Plusieurs difficultés sont apparues dans l'application de ce nouveau schéma.

La première tient à la modernisation des systèmes d'information. Voilà quelques années, le Commissariat général à l'égalité des territoires (CGET), a engagé un projet de refonte des systèmes informatiques de gestion et de certification des fonds européens. Le développement du projet a pris du retard, puis chaque région a voulu développer son propre outil de gestion. L'imperfection des applications informatiques et l'absence de mutualisation ont entraîné des difficultés, tant pour les activités de gestion que pour celles de certification. Aujourd'hui, tout n'est pas parfait, mais les problèmes sont globalement résolus.

La seconde tient à la nouveauté de la fonction d'autorité de gestion pour les régions. Celles-ci ont dû comprendre qu'il était nécessaire de respecter la réglementation européenne pour pouvoir toucher les fonds européens. Et nos services ont dû s'habituer à de nouveaux interlocuteurs et à de nouvelles questions. Là encore, les difficultés sont aujourd'hui résiduelles. Régions de France juge notre prestation satisfaisante, mais formule le voeu que nos effectifs soient maintenus au niveau qui était le sien en début de programmation pour ne pas allonger les délais de paiement.

On reproche en effet souvent à la DGFIP d'être trop tatillonne dans ses contrôles. En réalité, nous sommes nous-mêmes surveillés, et donc tenus à une certaine qualité de nos prestations de contrôle. Si nous faisons preuve de laxisme, nous pouvons être sanctionnés par la CICC, le risque étant alors une reprise des fonds. Par ailleurs, la Commission européenne procède elle-même régulièrement à des audits sur le taux d'anomalies rencontrées dans la gestion des fonds européens. Au-delà d'un certain taux, elle interrompt les paiements.

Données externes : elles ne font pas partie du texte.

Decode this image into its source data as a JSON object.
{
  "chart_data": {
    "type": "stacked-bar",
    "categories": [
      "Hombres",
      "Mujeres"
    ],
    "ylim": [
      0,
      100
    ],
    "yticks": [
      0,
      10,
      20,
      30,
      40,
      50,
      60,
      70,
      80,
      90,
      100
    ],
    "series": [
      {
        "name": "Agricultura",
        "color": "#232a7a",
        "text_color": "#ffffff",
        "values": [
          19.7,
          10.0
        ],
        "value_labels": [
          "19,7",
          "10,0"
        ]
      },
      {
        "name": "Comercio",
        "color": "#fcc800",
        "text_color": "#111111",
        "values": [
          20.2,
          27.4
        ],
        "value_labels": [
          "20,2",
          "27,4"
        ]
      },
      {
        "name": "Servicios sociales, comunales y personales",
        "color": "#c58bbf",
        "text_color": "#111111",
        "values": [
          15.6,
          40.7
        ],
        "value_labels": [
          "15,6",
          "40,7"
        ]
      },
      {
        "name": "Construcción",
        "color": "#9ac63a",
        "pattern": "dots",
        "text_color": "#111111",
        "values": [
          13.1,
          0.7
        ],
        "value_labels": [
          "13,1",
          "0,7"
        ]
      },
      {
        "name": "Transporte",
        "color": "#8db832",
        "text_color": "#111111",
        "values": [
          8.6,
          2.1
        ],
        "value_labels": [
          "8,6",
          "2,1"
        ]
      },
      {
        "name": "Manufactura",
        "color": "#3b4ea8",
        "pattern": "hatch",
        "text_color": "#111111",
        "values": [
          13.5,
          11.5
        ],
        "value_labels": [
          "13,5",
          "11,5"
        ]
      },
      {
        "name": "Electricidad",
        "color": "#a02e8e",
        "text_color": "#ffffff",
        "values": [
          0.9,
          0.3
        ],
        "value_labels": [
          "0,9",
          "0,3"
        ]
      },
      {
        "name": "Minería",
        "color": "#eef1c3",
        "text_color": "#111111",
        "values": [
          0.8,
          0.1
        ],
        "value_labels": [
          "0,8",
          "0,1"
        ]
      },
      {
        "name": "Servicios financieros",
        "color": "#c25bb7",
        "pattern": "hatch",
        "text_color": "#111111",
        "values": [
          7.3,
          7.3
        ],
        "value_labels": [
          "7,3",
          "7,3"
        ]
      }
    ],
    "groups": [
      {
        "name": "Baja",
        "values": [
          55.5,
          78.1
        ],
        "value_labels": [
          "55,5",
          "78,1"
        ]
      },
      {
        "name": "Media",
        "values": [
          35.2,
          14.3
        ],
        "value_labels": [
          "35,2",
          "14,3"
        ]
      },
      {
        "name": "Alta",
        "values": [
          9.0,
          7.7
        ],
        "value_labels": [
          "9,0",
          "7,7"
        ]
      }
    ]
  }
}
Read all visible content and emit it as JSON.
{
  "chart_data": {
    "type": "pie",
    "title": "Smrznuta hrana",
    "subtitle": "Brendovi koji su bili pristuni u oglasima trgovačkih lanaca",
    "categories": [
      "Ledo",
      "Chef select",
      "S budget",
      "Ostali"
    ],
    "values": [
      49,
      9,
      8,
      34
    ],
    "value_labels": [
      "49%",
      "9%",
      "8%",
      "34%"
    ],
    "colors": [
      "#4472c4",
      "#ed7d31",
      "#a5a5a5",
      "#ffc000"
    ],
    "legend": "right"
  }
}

On se demande ensuite si la réglementation européenne n'est pas un peu lourde, si elle ne multiplie pas à l'excès les contrôles. C'est probable, en effet. Entre nos contrôles, ceux de la CICC et ceux de la Commission, on est plutôt dans le « sur-contrôle » que dans le « sous-contrôle ».

Le système est toutefois globalement satisfaisant, car, à ma connaissance, nous n'avons pas eu, à ce jour, de fraude importante aux fonds européens en France.

La Commission a toutefois tenu compte de certaines remarques. Pour la prochaine programmation, elle a ainsi décidé de supprimer la fonction de certification des fonds européens, tout en maintenant la fonction comptable, innovation de l'actuelle programmation, également exercée par nos services. Il ne s'agit pas de comptabilité au sens où on l'entend généralement, mais plutôt d'un suivi de consommation budgétaire. Je l'avoue, l'utilité de cette fonction comptable ne me saute pas aux yeux. Il me semble qu'on aurait pu supprimer la certification et la fonction comptable pour se recentrer sur les contrôles de processus, véritable enjeu de la gestion des fonds européens.

Les problèmes de sous-consommation des fonds européens ne trouvent pas leur origine dans nos contrôles, les dossiers étant traités au fur et à mesure. Nos services pointent plutôt des difficultés dans la sélection des projets. Certaines régions ont fait le choix de flécher des crédits régionaux plutôt que des fonds européens sur certains projets, ce qui peut aussi expliquer la sous-consommation de ces derniers.

Je précise, enfin, que nos opérations de certification dans le cadre de la programmation actuelle se poursuivront jusqu'en 2023 ou 2024, puis la mission de certification, qui mobilise aujourd'hui environ 80 équivalents temps plein (ETP), disparaîtra.